Heartsounds Uganda User Involvement Project, 2008

In 2008, six mental health service user champions from East London traveled to Uganda to share learning with their counterparts about the role of those with personal experiences of mental health problems in transforming mental health care in the UK and Uganda.

A social networking site and Uganda-based community-based organisation Mental Health Champion were both established as a result of this project, to enable further sharing. HeartSounds is now a leading organisation in the development of mental health peer support in Uganda.
 

Achievements include

  • The introduction of many Ugandan staff to principles and practice of user involvement during exchanges to the UK
  • User involvement events, groups and consultations in Uganda as part of Link development work
  • The Heartsounds initiative which brought service user leaders from the UK into direct contact with their counterparts in Uganda
  • The ongoing facilitation of the Heartsounds Uganda group
  • Ongoing project development with other user groups such as Mental Health Uganda and the Schizophrenia Fellowship
  • The development of Uganda's first formal peer support worker service to run alongside statutory mental health services
     

Other service user groups

ln Uganda, there are several incredible user organisations including Mental Health Uganda which operates across 18 districts and has set up drug banks to ensure consistency of medication supply, community education sessions and income generation activities.
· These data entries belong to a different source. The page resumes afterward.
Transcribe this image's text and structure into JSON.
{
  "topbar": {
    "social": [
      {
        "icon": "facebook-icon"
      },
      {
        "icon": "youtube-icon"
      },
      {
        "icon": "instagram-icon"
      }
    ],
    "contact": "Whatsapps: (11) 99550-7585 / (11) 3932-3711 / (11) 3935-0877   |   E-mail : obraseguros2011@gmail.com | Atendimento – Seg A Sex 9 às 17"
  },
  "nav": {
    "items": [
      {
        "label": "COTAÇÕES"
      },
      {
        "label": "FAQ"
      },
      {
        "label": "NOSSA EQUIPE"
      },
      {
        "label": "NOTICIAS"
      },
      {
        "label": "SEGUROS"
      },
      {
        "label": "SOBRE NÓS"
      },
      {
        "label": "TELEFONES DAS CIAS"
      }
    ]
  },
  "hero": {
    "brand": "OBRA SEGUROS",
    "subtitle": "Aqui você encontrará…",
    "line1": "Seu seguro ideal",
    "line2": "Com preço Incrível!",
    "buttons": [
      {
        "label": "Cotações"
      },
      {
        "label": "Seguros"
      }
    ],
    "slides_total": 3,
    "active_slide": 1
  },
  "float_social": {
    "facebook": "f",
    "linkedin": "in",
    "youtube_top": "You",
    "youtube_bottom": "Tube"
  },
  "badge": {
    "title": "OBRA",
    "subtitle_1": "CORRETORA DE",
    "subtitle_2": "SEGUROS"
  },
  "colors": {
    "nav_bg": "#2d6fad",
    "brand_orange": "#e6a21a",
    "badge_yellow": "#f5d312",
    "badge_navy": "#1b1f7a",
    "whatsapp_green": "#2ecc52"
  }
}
Basic Needs are a long standing leader in the development of innovative mental health and income generation projects in Uganda.

The Masaka Branch of the Uganda Schizophrenia Fellowship and the Jinja users group are also creative and dynamic user groups striving to increase the recognition and opportunities of service expertise to have an impact on development.

Butabika Hospital also houses an Occupational Therapy Department that is fighting to increase the work and social opportunities of the many patients living within the institution.